Humble Hands Harvest farm is tucked in the pastoral folds of northeast Iowa, about ten miles outside of Decorah, along Hidden Falls Road. The farm started in 2017 and is a worker-owned co-operative farm, growing over two acres of organic vegetables and raising grass-finished sheep and pastured pork. The farm sells vegetables and meat at the Winneshiek Farmers Market and through a community supported agriculture (CSA) program.
The farm is operated by two young women, Hannah Breckbill and Emily Fagan, who are passionate about growing organic produce for their neighbors. They're also passionate about using food and agriculture as a tool for personal and communal growth. During the summer, every third Thursday of the month, Hannah and Emily host a potluck and weeding party on their farm. Friends and customers drive out to the farm mid-afternoon Thursday, weed for a few hours, and then share a potluck.
On August 15th, I drive out to the farm for the weeding party and potluck. As I pull off Hidden Falls Road onto the farm's gravel drive, Hannah Breckbill, driving a Kabota tractor, zooms around a shed and deftly skirts the two Subarus parked in the driveway. Hitched below the deck of the tractor is a belly mower. Hannah is trimming the grass around the farm, getting ready for the 60 Queer Farmer Convergence participants who will be camping out on the farm this weekend.
Participants in the convergence will be camping, participating in workshops, talking with each other about sexual identity and alternative farming practices, and eating. The 60 participants paid only $50 for admission. Meals prepared by Emily and Hannah will be provided throughout the weekend.
Hannah started the convergence last year, when she was feeling lonely and despondent about being one of the only queer farmers in the area. She decided to do something about it and organized the Queer Farmer Convergence, in order to network and share knowledge with fellow queer farmers. The first Convergence went well, and soon after Hannah and a planning crew began organizing the second. "I was shocked," Hannah said, "to see people register from New York, California, Alabama. I feel a responsibility to make this worth someone's flight from California."

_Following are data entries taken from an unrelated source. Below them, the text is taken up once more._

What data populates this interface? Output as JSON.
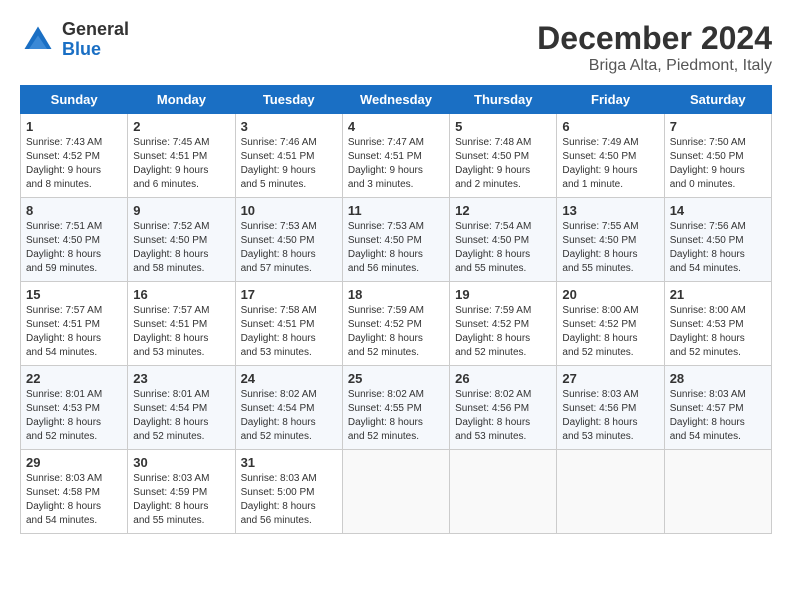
{
  "logo": {
    "general": "General",
    "blue": "Blue"
  },
  "title": {
    "month": "December 2024",
    "location": "Briga Alta, Piedmont, Italy"
  },
  "headers": [
    "Sunday",
    "Monday",
    "Tuesday",
    "Wednesday",
    "Thursday",
    "Friday",
    "Saturday"
  ],
  "weeks": [
    [
      {
        "day": "1",
        "info": "Sunrise: 7:43 AM\nSunset: 4:52 PM\nDaylight: 9 hours\nand 8 minutes."
      },
      {
        "day": "2",
        "info": "Sunrise: 7:45 AM\nSunset: 4:51 PM\nDaylight: 9 hours\nand 6 minutes."
      },
      {
        "day": "3",
        "info": "Sunrise: 7:46 AM\nSunset: 4:51 PM\nDaylight: 9 hours\nand 5 minutes."
      },
      {
        "day": "4",
        "info": "Sunrise: 7:47 AM\nSunset: 4:51 PM\nDaylight: 9 hours\nand 3 minutes."
      },
      {
        "day": "5",
        "info": "Sunrise: 7:48 AM\nSunset: 4:50 PM\nDaylight: 9 hours\nand 2 minutes."
      },
      {
        "day": "6",
        "info": "Sunrise: 7:49 AM\nSunset: 4:50 PM\nDaylight: 9 hours\nand 1 minute."
      },
      {
        "day": "7",
        "info": "Sunrise: 7:50 AM\nSunset: 4:50 PM\nDaylight: 9 hours\nand 0 minutes."
      }
    ],
    [
      {
        "day": "8",
        "info": "Sunrise: 7:51 AM\nSunset: 4:50 PM\nDaylight: 8 hours\nand 59 minutes."
      },
      {
        "day": "9",
        "info": "Sunrise: 7:52 AM\nSunset: 4:50 PM\nDaylight: 8 hours\nand 58 minutes."
      },
      {
        "day": "10",
        "info": "Sunrise: 7:53 AM\nSunset: 4:50 PM\nDaylight: 8 hours\nand 57 minutes."
      },
      {
        "day": "11",
        "info": "Sunrise: 7:53 AM\nSunset: 4:50 PM\nDaylight: 8 hours\nand 56 minutes."
      },
      {
        "day": "12",
        "info": "Sunrise: 7:54 AM\nSunset: 4:50 PM\nDaylight: 8 hours\nand 55 minutes."
      },
      {
        "day": "13",
        "info": "Sunrise: 7:55 AM\nSunset: 4:50 PM\nDaylight: 8 hours\nand 55 minutes."
      },
      {
        "day": "14",
        "info": "Sunrise: 7:56 AM\nSunset: 4:50 PM\nDaylight: 8 hours\nand 54 minutes."
      }
    ],
    [
      {
        "day": "15",
        "info": "Sunrise: 7:57 AM\nSunset: 4:51 PM\nDaylight: 8 hours\nand 54 minutes."
      },
      {
        "day": "16",
        "info": "Sunrise: 7:57 AM\nSunset: 4:51 PM\nDaylight: 8 hours\nand 53 minutes."
      },
      {
        "day": "17",
        "info": "Sunrise: 7:58 AM\nSunset: 4:51 PM\nDaylight: 8 hours\nand 53 minutes."
      },
      {
        "day": "18",
        "info": "Sunrise: 7:59 AM\nSunset: 4:52 PM\nDaylight: 8 hours\nand 52 minutes."
      },
      {
        "day": "19",
        "info": "Sunrise: 7:59 AM\nSunset: 4:52 PM\nDaylight: 8 hours\nand 52 minutes."
      },
      {
        "day": "20",
        "info": "Sunrise: 8:00 AM\nSunset: 4:52 PM\nDaylight: 8 hours\nand 52 minutes."
      },
      {
        "day": "21",
        "info": "Sunrise: 8:00 AM\nSunset: 4:53 PM\nDaylight: 8 hours\nand 52 minutes."
      }
    ],
    [
      {
        "day": "22",
        "info": "Sunrise: 8:01 AM\nSunset: 4:53 PM\nDaylight: 8 hours\nand 52 minutes."
      },
      {
        "day": "23",
        "info": "Sunrise: 8:01 AM\nSunset: 4:54 PM\nDaylight: 8 hours\nand 52 minutes."
      },
      {
        "day": "24",
        "info": "Sunrise: 8:02 AM\nSunset: 4:54 PM\nDaylight: 8 hours\nand 52 minutes."
      },
      {
        "day": "25",
        "info": "Sunrise: 8:02 AM\nSunset: 4:55 PM\nDaylight: 8 hours\nand 52 minutes."
      },
      {
        "day": "26",
        "info": "Sunrise: 8:02 AM\nSunset: 4:56 PM\nDaylight: 8 hours\nand 53 minutes."
      },
      {
        "day": "27",
        "info": "Sunrise: 8:03 AM\nSunset: 4:56 PM\nDaylight: 8 hours\nand 53 minutes."
      },
      {
        "day": "28",
        "info": "Sunrise: 8:03 AM\nSunset: 4:57 PM\nDaylight: 8 hours\nand 54 minutes."
      }
    ],
    [
      {
        "day": "29",
        "info": "Sunrise: 8:03 AM\nSunset: 4:58 PM\nDaylight: 8 hours\nand 54 minutes."
      },
      {
        "day": "30",
        "info": "Sunrise: 8:03 AM\nSunset: 4:59 PM\nDaylight: 8 hours\nand 55 minutes."
      },
      {
        "day": "31",
        "info": "Sunrise: 8:03 AM\nSunset: 5:00 PM\nDaylight: 8 hours\nand 56 minutes."
      },
      {
        "day": "",
        "info": ""
      },
      {
        "day": "",
        "info": ""
      },
      {
        "day": "",
        "info": ""
      },
      {
        "day": "",
        "info": ""
      }
    ]
  ]
}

Hannah is Midwestern-modest and would blush at being described as graceful; nevertheless, that's the best way to describe the way she leaps from the tractor onto the ground to kick a log aside. We walk past a work shed, a greenhouse, Hannah's yurt, and enter a gate that encloses the two acres of organic vegetables. We pass row after row of vegetables, until we come to couple rows of beets, where a handful of people are weeding.
We join them and commence the arduous, but very satisfying, task of weeding. Hannah and Emily are both bright and generous personalities, and this colors the atmosphere of third Thursday weeding parties. Conversation is typically casual and lighthearted. People are quick to laugh and quick to give attention to Gooseberry, Hannah's cat, who slinks between ankles and rows of vegetables.
After we stop weeding, but before the potluck, Emily feeds the pigs. They have nine pigs; three were recently sent to a local meat locker. Each pig is named and Emily, similar to any parent, is quick to narrate each pig's idiosyncrasies. The pigs are hungry, to put it mildly. And when Emily, standing in the pen and surrounded by the hungry hogs, hurls the feed from the slop bucket, she deftly ambles back over the fence with all her limbs. The word "graceful," again, comes to mind.
The potluck starts soon after. The food is spread on a large table outside Hannah's home. It's taco night! There's sourdough, spicy ground lamb, greens, black beans, guacamole, salsa, cheese, coleslaw, real butter.
We crowd around a wooden picnic bench and commence eating. Elbows are on the table, grease dribbles from my chin, and a pleasant din of munching teeth settles over our table as we each savor our food.